“Je t’aime…moi non plus”

O ano era 1969, plena ditadura militar, eu acabara de entrar na faculdade vindo lá do meu pequeno povoado e ainda tentava me adaptar à nova vida, à cidade grande, aos novos amigos, aos novos costumes. Eu adorava ouvir música, principalmente à noite, antes de dormir e esse prazer eu pude continuar desfrutando, após a mudança de casa: logo no início daquele ano, meus pais me presentearam um rádio portátil. Eu passava horas ouvindo a Rádio Mundial – AM 860 no comando de Big Boy e seu inesquecível “Hello crazy people”. Eram os templos gloriosos da Era do rádio.

Me lembro que começou a circular na faculdade a notícia do lançamento de uma música francesa, erótica, sensual e que sua execução nas rádios havia sido proibida pela Polícia Federal. Não só proibida, a PF mandou apreender todas as cópias da canção nas lojas por todo o Brasil. O que mais chocou os censores “foi a ousadia dos gemidos e suspiros da cantora nos momentos de maior êxtase da música”.

Creio que o fato de haver sido proibida, dos comentários que se ouviam, verdadeiros ou não, exagerados com certeza, atiçou nossa curiosidade, jovens que éramos. Mas como ouvir a música sem o disco e sem a música no rádio? Caros leitores, nem imaginávamos que haveria num futuro distante uma tal de internet que resolveria tudo em segundos. A saída foi recorrer a uns novos amigos, donos de uma loja de discos, que os vendia ilegalmente. Fizemos uma vaquinha, compramos o disco, conseguimos um toca-discos emprestado e, numa noite inesquecível, ouvimos embebecidos o “gemidão” da Jane Birkin.

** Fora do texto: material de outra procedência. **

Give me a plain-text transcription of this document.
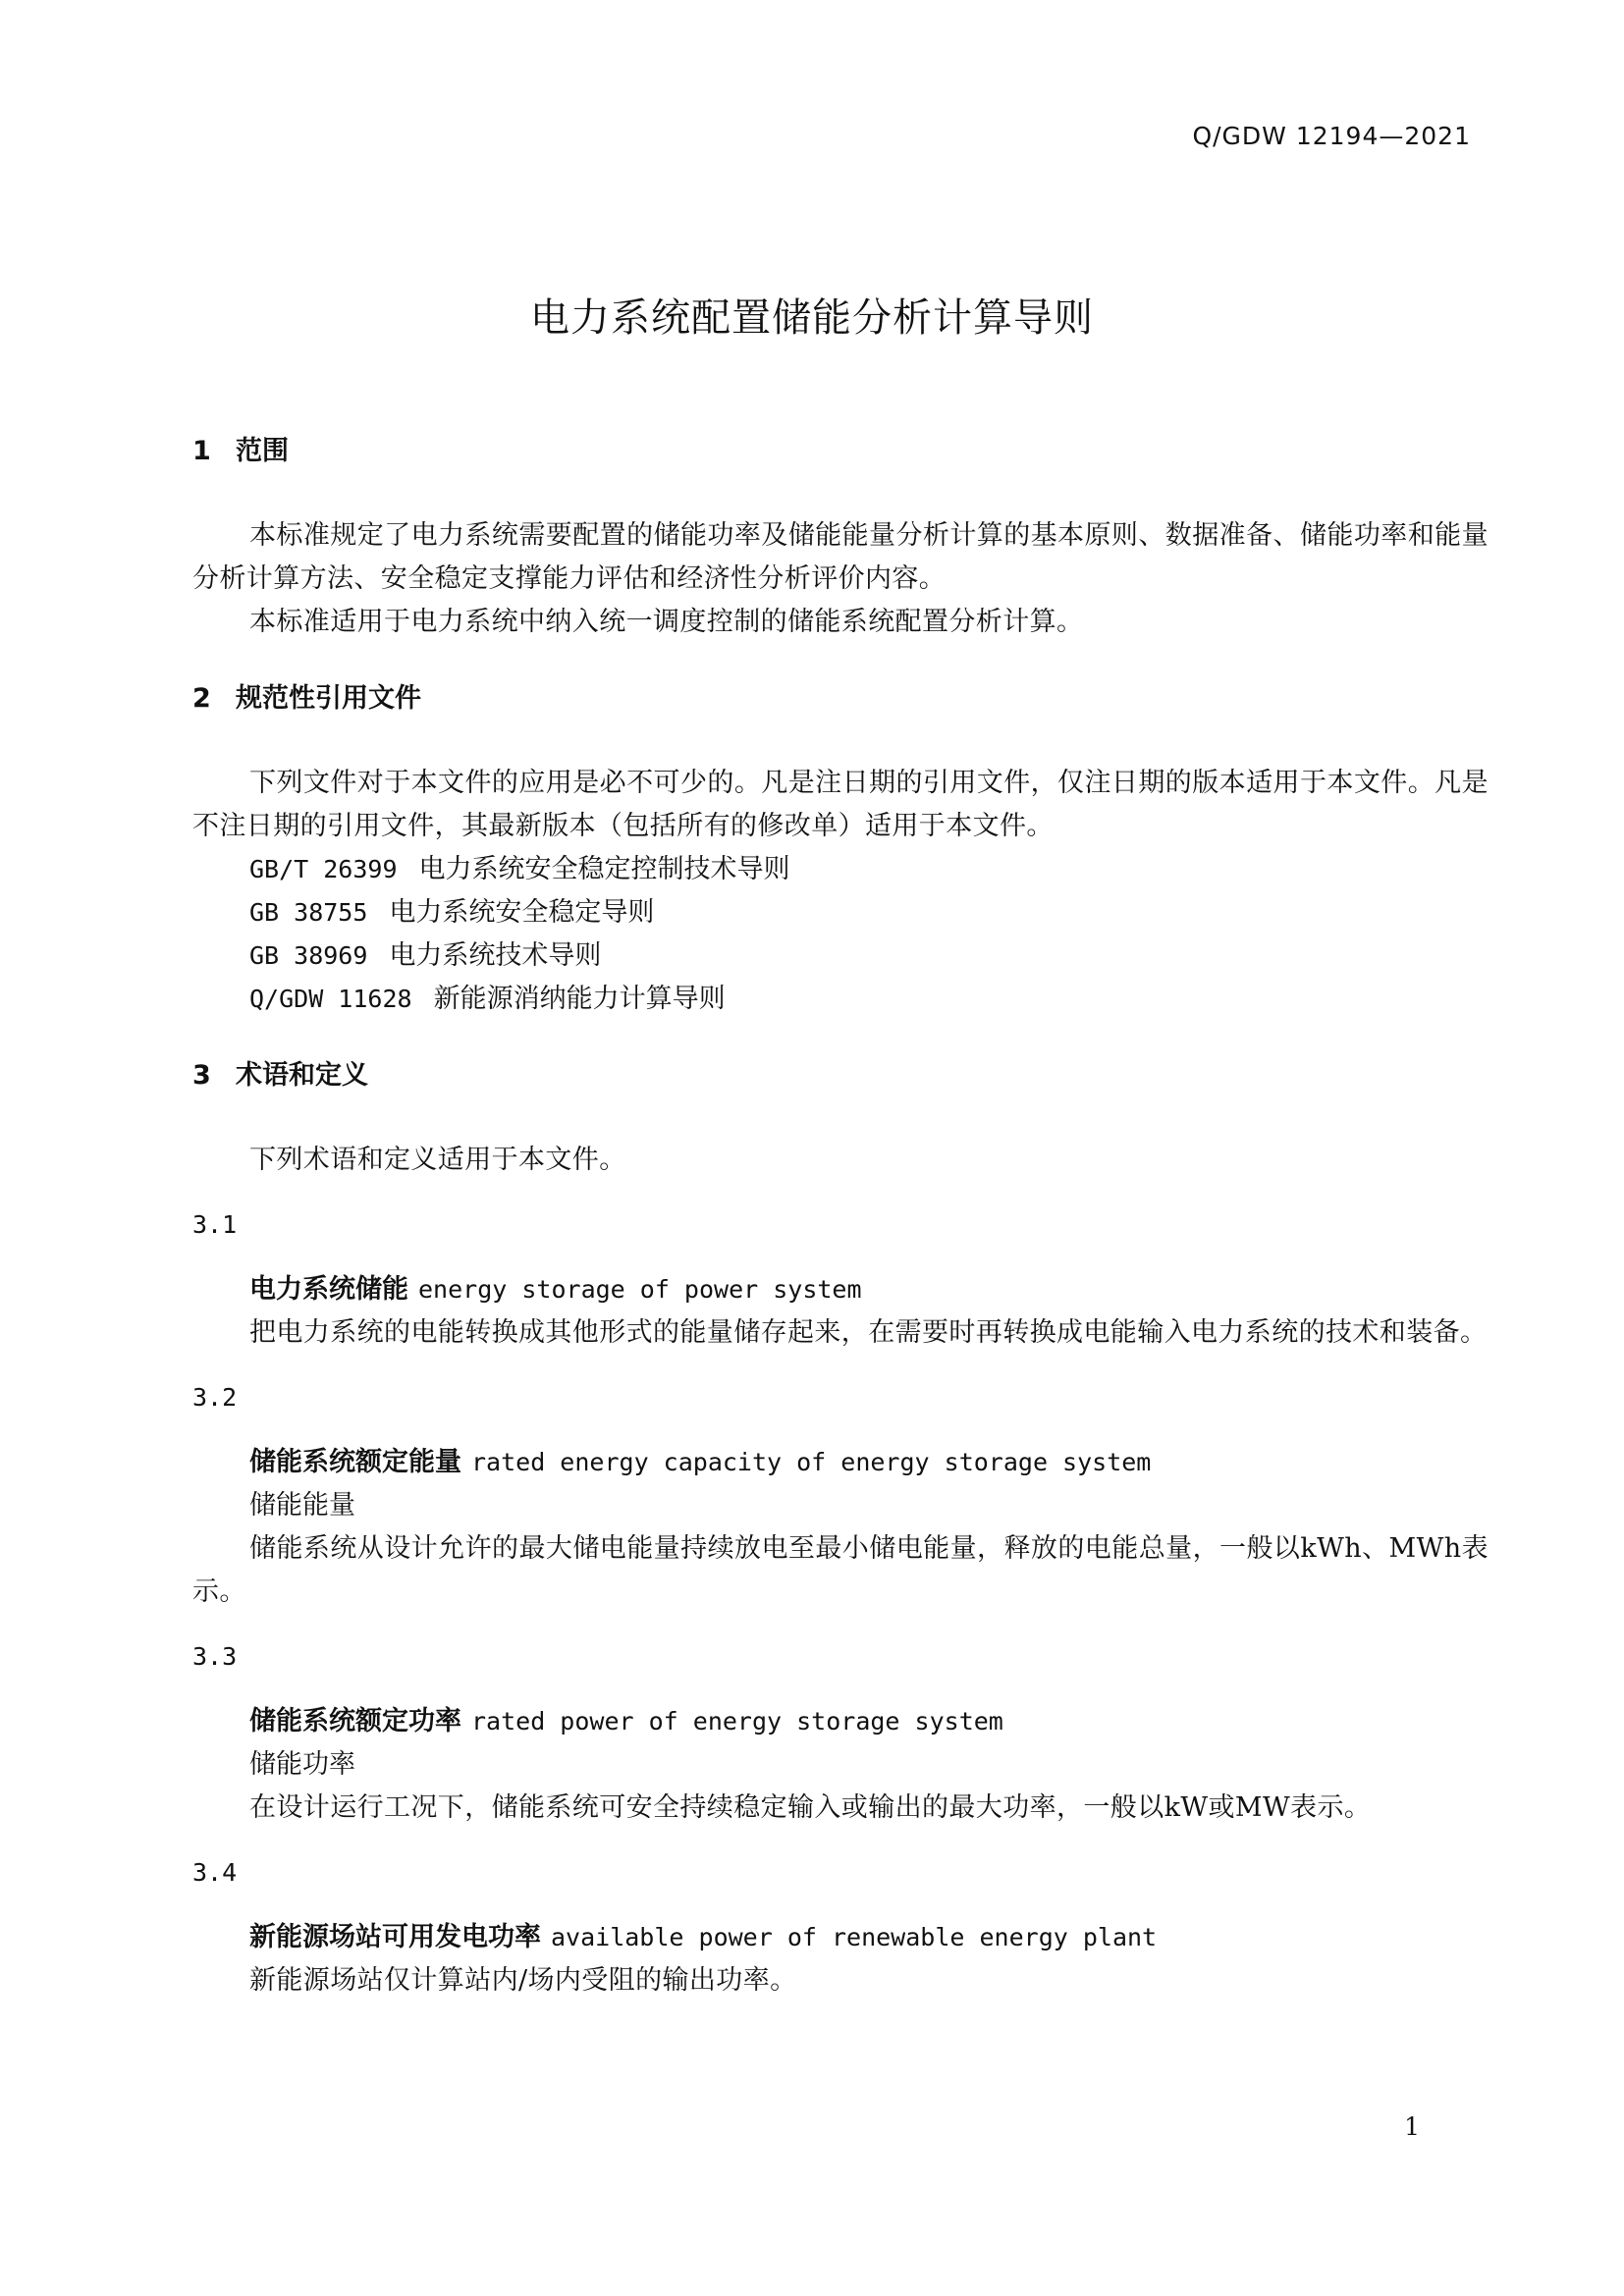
Q/GDW 12194—2021
电力系统配置储能分析计算导则
1 范围

本标准规定了电力系统需要配置的储能功率及储能能量分析计算的基本原则、数据准备、储能功率和能量分析计算方法、安全稳定支撑能力评估和经济性分析评价内容。

本标准适用于电力系统中纳入统一调度控制的储能系统配置分析计算。

2 规范性引用文件

下列文件对于本文件的应用是必不可少的。凡是注日期的引用文件，仅注日期的版本适用于本文件。凡是不注日期的引用文件，其最新版本（包括所有的修改单）适用于本文件。

GB/T 26399 电力系统安全稳定控制技术导则
GB 38755 电力系统安全稳定导则
GB 38969 电力系统技术导则
Q/GDW 11628 新能源消纳能力计算导则
3 术语和定义

下列术语和定义适用于本文件。

3.1
电力系统储能 energy storage of power system

把电力系统的电能转换成其他形式的能量储存起来，在需要时再转换成电能输入电力系统的技术和装备。

3.2
储能系统额定能量 rated energy capacity of energy storage system
储能能量

储能系统从设计允许的最大储电能量持续放电至最小储电能量，释放的电能总量，一般以kWh、MWh表示。

3.3
储能系统额定功率 rated power of energy storage system
储能功率

在设计运行工况下，储能系统可安全持续稳定输入或输出的最大功率，一般以kW或MW表示。

3.4
新能源场站可用发电功率 available power of renewable energy plant

新能源场站仅计算站内/场内受阻的输出功率。

1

Consta que Serge Gainsbourg, autor da música, jovem, mas já famoso naqueles anos tumultuados da França, havia pensado em Brigitte Bardot, estrela suprema do cinema francês, ex-namorada, para gravá-la. Por alguma razão, Brigitte recusou o convite. Gainsbourg esteve vários meses buscando, sem êxito, uma cantora para a música. Sua sorte começaria a mudar quando conhece Jane Birkin na gravação do filme “Slogan”, quando contracenam. Jane, mesmo ainda jovem, já não era uma desconhecida do público, havia estrelado e aparecido nua no lendário filme de Michelangelo Antonioni – “Blow – Up”. Encarou o desafio e o resto já é história. Jane construiu uma carreira brilhante no cinema e na música. Mas, com sua ousadia em Je t’aime…, deixou uma marca na história musical.

“Je t’aime…”, que na época escandalizou o próprio Vaticano, proibida em vários outros países, seria hoje uma brincadeira de garotos, nada comparado às cenas que se veem, diariamente, nas novelas da TV brasileira.

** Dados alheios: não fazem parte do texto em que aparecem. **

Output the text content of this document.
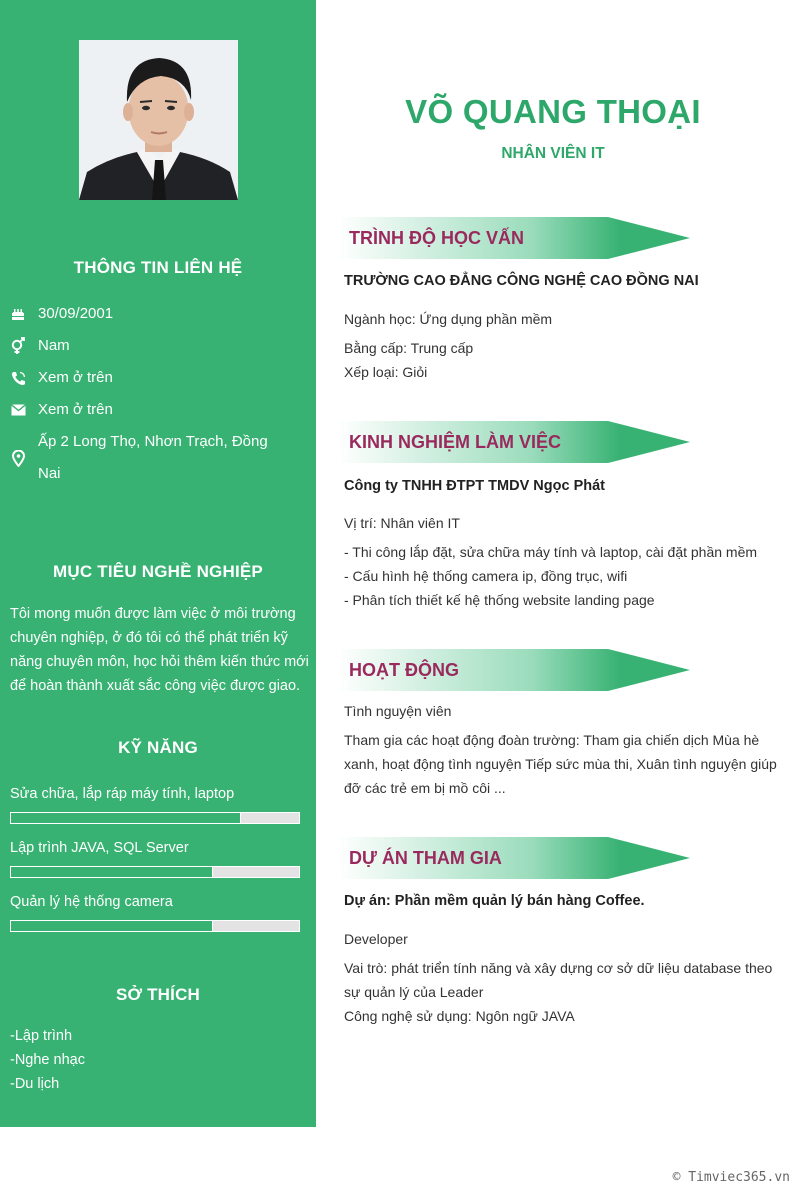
THÔNG TIN LIÊN HỆ
30/09/2001
Nam
Xem ở trên
Xem ở trên
Ấp 2 Long Thọ, Nhơn Trạch, Đồng Nai
MỤC TIÊU NGHỀ NGHIỆP
Tôi mong muốn được làm việc ở môi trường chuyên nghiệp, ở đó tôi có thể phát triển kỹ năng chuyên môn, học hỏi thêm kiến thức mới để hoàn thành xuất sắc công việc được giao.
KỸ NĂNG
Sửa chữa, lắp ráp máy tính, laptop
Lập trình JAVA, SQL Server
Quản lý hệ thống camera
SỞ THÍCH
-Lập trình
-Nghe nhạc
-Du lịch
VÕ QUANG THOẠI
NHÂN VIÊN IT
TRÌNH ĐỘ HỌC VẤN
TRƯỜNG CAO ĐẲNG CÔNG NGHỆ CAO ĐỒNG NAI
Ngành học: Ứng dụng phần mềm
Bằng cấp: Trung cấp
Xếp loại: Giỏi
KINH NGHIỆM LÀM VIỆC
Công ty TNHH ĐTPT TMDV Ngọc Phát
Vị trí: Nhân viên IT
- Thi công lắp đặt, sửa chữa máy tính và laptop, cài đặt phần mềm
- Cấu hình hệ thống camera ip, đồng trục, wifi
- Phân tích thiết kế hệ thống website landing page
HOẠT ĐỘNG
Tình nguyện viên
Tham gia các hoạt động đoàn trường: Tham gia chiến dịch Mùa hè xanh, hoạt động tình nguyện Tiếp sức mùa thi, Xuân tình nguyện giúp đỡ các trẻ em bị mồ côi ...
DỰ ÁN THAM GIA
Dự án: Phần mềm quản lý bán hàng Coffee.
Developer
Vai trò: phát triển tính năng và xây dựng cơ sở dữ liệu database theo sự quản lý của Leader
Công nghệ sử dụng: Ngôn ngữ JAVA
© Timviec365.vn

Gainsbourg e Jane viveram juntos até 1980. Ele, fumador inveterado, alcoólatra e outros excessos, faleceu em 1991. Jane, nascida inglesa, faleceu no dia 16 de julho passado. Tempos atrás havia pedido que tocassem “Je t’aime… moi non plus” no seu velório. Espero que se tenha cumprido com seu desejo.

 

 

Julho, 2023

 

Além de Jane, julho também nos levou Tony Bennett, João Donato, Doris Monteiro, Leny Andrade e Milan Kundera com seu A Insustentável leveza do ser.